В сенях гудели встревоженно пчелы, не убранные еще. Тени от свечного света побежали и застыли в углах. Снова прокричал петух. Арина села на лавку, кошки пошли по полу, выгибая спину, вскочили на колени Арине. Егорка с печи соскочил — сверкнули голые ступни с пальцами, как можжевеловое корье.

— Пришла?!

— Ну-к что ж, и пришла, кривой черт. Спутал, опоил.

— Сапоги снимай, на печь полезай! Раздевайси!.. Егорка у ног Арины склонился, сапоги потянул, юбки поднял, и не поправила в бесстыдстве юбок своих Арина.

— Опоил, черт косоглазый! И сам опоился. Трав принесла, в сенях положила.

— Опоилси, опоилси!.. Никуда не уйдешь, моя будешь, никуда не уйдешь, не уйдешь, девка...

Залаяли под навесом собаки: — надо быть, мимо прошел волк. И опять прокричал петух, третьи петухи. Ночь шла в полночи.

К заморозкам на Черных Речках поуправились с полями, попрятались по избам,— мужичья жизнь замирает вместе с землей.
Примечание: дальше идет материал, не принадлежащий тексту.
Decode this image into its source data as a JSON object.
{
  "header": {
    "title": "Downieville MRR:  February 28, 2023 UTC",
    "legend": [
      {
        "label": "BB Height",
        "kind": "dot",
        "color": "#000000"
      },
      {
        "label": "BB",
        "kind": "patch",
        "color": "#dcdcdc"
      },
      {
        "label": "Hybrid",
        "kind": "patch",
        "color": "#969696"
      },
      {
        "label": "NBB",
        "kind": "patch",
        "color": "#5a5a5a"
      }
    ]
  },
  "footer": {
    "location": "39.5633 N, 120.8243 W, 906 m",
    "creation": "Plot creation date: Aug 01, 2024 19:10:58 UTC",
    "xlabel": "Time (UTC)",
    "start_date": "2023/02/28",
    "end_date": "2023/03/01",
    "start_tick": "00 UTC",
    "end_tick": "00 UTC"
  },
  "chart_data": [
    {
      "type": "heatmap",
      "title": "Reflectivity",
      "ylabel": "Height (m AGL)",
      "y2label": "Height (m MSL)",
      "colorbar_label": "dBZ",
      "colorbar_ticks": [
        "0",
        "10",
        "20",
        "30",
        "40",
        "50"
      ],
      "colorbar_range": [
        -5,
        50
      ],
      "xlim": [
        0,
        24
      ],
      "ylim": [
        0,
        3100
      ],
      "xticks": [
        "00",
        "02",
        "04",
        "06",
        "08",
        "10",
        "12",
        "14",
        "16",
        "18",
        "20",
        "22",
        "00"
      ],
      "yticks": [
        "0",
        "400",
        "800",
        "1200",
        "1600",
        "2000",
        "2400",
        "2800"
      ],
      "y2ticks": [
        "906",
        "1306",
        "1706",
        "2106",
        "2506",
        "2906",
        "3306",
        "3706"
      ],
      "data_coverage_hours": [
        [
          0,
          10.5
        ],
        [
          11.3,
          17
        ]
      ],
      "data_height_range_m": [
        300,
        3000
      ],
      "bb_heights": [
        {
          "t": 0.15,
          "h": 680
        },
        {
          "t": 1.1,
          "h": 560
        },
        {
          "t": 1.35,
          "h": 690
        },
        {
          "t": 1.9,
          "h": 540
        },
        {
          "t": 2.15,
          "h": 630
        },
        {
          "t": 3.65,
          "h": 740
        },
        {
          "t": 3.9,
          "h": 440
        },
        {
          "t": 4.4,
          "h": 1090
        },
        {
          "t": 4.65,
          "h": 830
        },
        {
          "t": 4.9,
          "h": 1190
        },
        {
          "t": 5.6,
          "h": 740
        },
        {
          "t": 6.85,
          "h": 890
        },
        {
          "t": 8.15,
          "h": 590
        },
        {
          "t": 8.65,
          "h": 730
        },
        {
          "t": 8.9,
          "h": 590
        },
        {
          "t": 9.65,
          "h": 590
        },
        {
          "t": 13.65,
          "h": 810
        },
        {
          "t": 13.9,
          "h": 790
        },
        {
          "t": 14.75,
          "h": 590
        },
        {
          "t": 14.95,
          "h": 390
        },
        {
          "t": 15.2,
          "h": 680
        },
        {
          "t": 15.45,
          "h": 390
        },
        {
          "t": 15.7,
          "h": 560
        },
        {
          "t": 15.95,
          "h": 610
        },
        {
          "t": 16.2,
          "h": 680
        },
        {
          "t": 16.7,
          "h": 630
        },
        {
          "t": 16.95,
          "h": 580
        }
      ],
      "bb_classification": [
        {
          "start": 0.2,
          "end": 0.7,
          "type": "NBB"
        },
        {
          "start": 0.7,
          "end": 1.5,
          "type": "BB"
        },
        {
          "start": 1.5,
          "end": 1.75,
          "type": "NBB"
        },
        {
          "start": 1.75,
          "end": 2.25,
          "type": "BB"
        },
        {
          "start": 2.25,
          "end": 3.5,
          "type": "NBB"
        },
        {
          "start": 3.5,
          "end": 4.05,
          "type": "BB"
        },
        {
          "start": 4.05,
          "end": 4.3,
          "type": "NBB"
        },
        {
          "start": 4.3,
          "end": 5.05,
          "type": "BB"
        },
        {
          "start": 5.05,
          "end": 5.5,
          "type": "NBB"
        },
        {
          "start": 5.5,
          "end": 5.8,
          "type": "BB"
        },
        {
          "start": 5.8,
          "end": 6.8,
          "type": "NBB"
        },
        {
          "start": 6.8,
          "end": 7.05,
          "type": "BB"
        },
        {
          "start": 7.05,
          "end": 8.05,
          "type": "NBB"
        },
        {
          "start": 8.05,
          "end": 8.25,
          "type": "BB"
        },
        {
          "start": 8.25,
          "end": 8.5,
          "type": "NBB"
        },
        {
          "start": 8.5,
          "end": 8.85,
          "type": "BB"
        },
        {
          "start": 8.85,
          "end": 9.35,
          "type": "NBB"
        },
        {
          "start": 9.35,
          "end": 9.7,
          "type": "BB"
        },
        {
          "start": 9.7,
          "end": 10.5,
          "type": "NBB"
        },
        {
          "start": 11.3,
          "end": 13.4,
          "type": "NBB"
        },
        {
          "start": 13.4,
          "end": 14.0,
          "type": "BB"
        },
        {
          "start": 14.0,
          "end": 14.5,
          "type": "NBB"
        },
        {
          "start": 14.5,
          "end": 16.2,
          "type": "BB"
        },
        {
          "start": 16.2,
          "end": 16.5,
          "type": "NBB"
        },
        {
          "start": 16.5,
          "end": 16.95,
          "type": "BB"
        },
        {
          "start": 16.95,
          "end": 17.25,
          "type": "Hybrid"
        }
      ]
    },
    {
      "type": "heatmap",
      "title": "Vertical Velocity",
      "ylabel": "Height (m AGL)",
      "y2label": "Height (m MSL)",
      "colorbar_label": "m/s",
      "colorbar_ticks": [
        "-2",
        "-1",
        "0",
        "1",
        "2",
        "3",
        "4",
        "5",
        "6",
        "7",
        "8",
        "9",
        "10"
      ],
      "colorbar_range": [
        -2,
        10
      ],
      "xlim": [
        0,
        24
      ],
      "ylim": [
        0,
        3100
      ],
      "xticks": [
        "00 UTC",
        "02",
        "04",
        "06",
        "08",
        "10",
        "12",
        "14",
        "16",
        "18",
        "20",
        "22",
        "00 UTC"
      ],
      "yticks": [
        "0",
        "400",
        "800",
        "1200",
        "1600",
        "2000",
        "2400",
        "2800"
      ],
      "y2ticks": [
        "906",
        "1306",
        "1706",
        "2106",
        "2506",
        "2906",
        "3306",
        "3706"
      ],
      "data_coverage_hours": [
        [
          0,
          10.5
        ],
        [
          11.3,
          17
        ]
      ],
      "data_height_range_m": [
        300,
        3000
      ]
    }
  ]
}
Бабы домовничали на гумнах, и девки после летней страды, перед свадьбами огуливались, не уходили вечерами с гумен, ночевали в овинах, гурьбами топили земляные овинные дымные печи, орали до петухов ядреные свои сборные,— стало быть, и парни, что днем ходили пилить дрова, вечерами тискались у овинов. Шел над полями Добрыня, метал пригоршнями по ледяной, осенней небесной тверди белые звезды (падали иные из них на черную землю), лежала земля уставшая, безмолвная,— как вороненая сталь лат Добрыни, поржавели стали лесами, звенят застежками льдинок, белеют плесенью последних туманов. Вечером девки в овине орали наборные, ребята пришли с тальянкой, девки овин заперли, ребята в овин вломились, девки завизжали, бросились по углам, забились в солому, ребята догнали, ловили, мяли, целовали, обнимали. Буро из овинной печной ямы поблескивала зола, слепил дым, солома шуршала по-зимнему.

Чи-ви-ли, ви-ли, ви-ли,—

Каво хочешь бери! —

заиграла девка в углу походную, сдаваясь. Пошли в проходные, становились степенно в круг. Пиликнула гармонь. Девки фыркали в строгости.

Журавли вы длинноноги,

Не нашли пути-дороги! —

заиграли девки.

Кроме дыма запахло взбитой соломой, потом овчиной. Первые на деревне прокричали петухи. Упала над землею звезда.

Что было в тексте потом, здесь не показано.